Now, Braidy did not think any article of clothing he had on his person was inherently stupid in one way or another. They just were. And they made him Braidy. His Gran, his parents, or his aunts or uncles gifted the articles of clothing he wore to him, and some of them were hand-me-downs or family heirlooms. Braidy's mother always told him it was wonderful and special to be unique but the other children thought otherwise.

"Maybe he's too poor to afford new clothes," one laughed.

"He lives in an old dustbin of a house; I bet he eats out of the trash, too!"

"Eeeeeeeew," another cried. "Trash eater!"

"Trash eater!"

"Trash eater!"

"Trash eater!"

They moved in to him, closing the circle so that there stood only inches between Braidy's arms and face and the fingers of the children.

"I don't eat trash!" Braidy shouted over the rabble. "I would never eat trash!"

They did not hear him. Braidy straightened as tall as his tiptoes would let him to see if he might get the attention of a savior, any adult that could come and end the humiliation. Ms. Winsby stood by the back door that led into the gym, but she chatted with Mr. McIntyre and was not looking. She was never looking.

"I mean look at these things," Neal Salter sneered as he tugged on Braidy's frilled collar. "Did something crawl into an old trunk, give you its clothes and then die?"

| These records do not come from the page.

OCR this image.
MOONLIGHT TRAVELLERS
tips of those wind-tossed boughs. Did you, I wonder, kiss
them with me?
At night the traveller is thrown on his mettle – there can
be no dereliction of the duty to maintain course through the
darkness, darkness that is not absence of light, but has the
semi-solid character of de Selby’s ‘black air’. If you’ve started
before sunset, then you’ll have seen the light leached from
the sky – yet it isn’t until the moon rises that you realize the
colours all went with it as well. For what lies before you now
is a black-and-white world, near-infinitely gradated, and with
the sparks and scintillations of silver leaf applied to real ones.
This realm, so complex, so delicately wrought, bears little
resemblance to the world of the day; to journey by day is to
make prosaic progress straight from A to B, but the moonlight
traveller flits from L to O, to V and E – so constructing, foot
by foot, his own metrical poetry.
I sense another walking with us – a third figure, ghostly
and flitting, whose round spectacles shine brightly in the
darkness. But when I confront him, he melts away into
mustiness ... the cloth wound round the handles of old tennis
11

"This ascot belonged to my great, great, great—"

"Oh, shut it," Rita Easley barked as she shoved Braidy's shoulder, attempting to knock him over. "No one cares about who died and gave you your lacy necklace. I would wear it better."

"Actually, Rita... you would wear it better," Neal Salter agreed, a devious idea flashing across his eyes. "Why don't we just take it from him?"

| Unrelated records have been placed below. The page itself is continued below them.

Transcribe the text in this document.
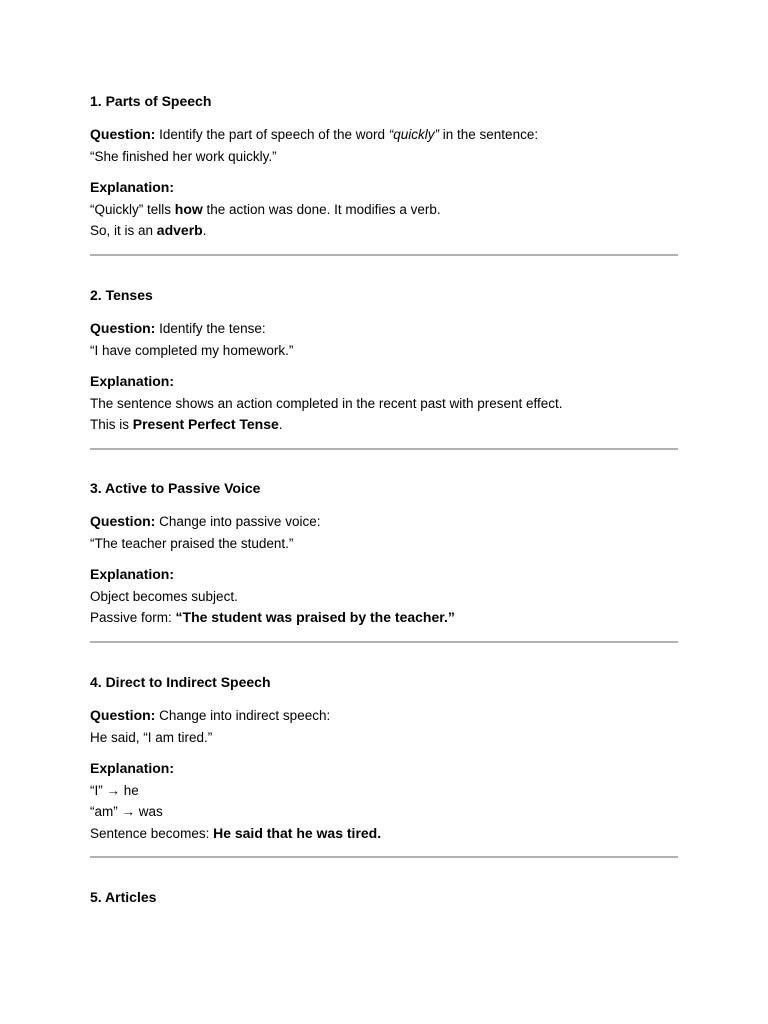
1. Parts of Speech
Question: Identify the part of speech of the word “quickly” in the sentence:
“She finished her work quickly.”
Explanation:
“Quickly” tells how the action was done. It modifies a verb.
So, it is an adverb.
2. Tenses
Question: Identify the tense:
“I have completed my homework.”
Explanation:
The sentence shows an action completed in the recent past with present effect.
This is Present Perfect Tense.
3. Active to Passive Voice
Question: Change into passive voice:
“The teacher praised the student.”
Explanation:
Object becomes subject.
Passive form: “The student was praised by the teacher.”
4. Direct to Indirect Speech
Question: Change into indirect speech:
He said, “I am tired.”
Explanation:
“I” → he
“am” → was
Sentence becomes: He said that he was tired.
5. Articles
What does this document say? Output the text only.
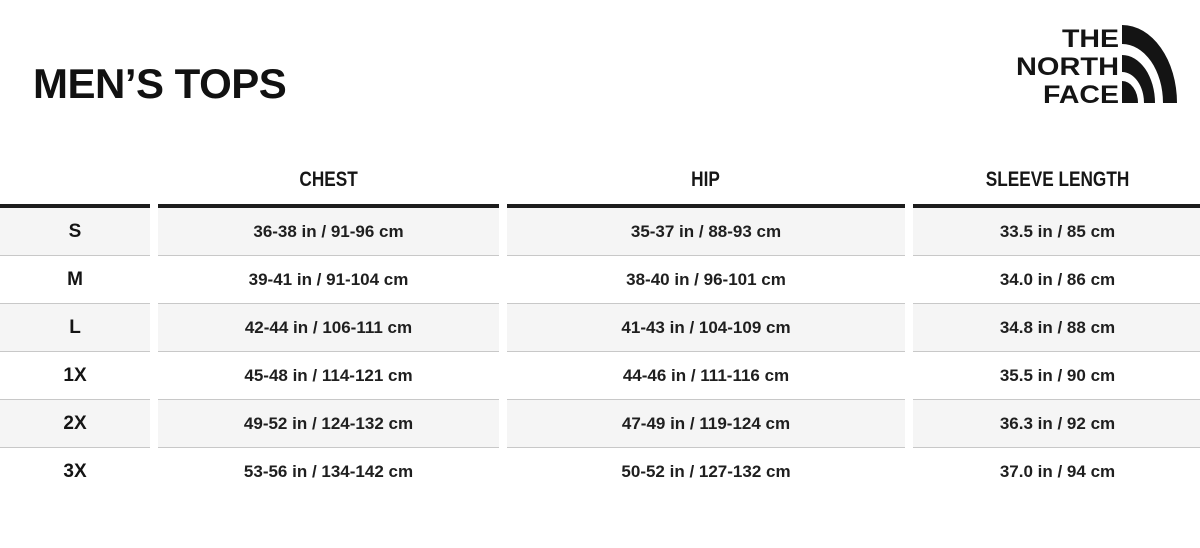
MEN’S TOPS
THE
NORTH
FACE
	CHEST	HIP	SLEEVE LENGTH
S	36-38 in / 91-96 cm	35-37 in / 88-93 cm	33.5 in / 85 cm
M	39-41 in / 91-104 cm	38-40 in / 96-101 cm	34.0 in / 86 cm
L	42-44 in / 106-111 cm	41-43 in / 104-109 cm	34.8 in / 88 cm
1X	45-48 in / 114-121 cm	44-46 in / 111-116 cm	35.5 in / 90 cm
2X	49-52 in / 124-132 cm	47-49 in / 119-124 cm	36.3 in / 92 cm
3X	53-56 in / 134-142 cm	50-52 in / 127-132 cm	37.0 in / 94 cm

Braidy's stomach did an acrobatic backflip inside him (judges would have given it a ten out of ten), which turned his insides to goop. His mother always said nerves wriggled like butterflies that came out of their cocoon. Braidy felt positive that the result of this experience would be nothing like a butterfly and something more like road kill.

Neal Salter took a swing at Braidy's head, hoping to box his ear, but Braidy moved down in time. Neal Salter lost his balance and tripped over his own untied shoelaces into Ronald Raymond, who bumped into Patsy Gibson, which opened a space, the teensiest, eensiest space through which Braidy saw escape.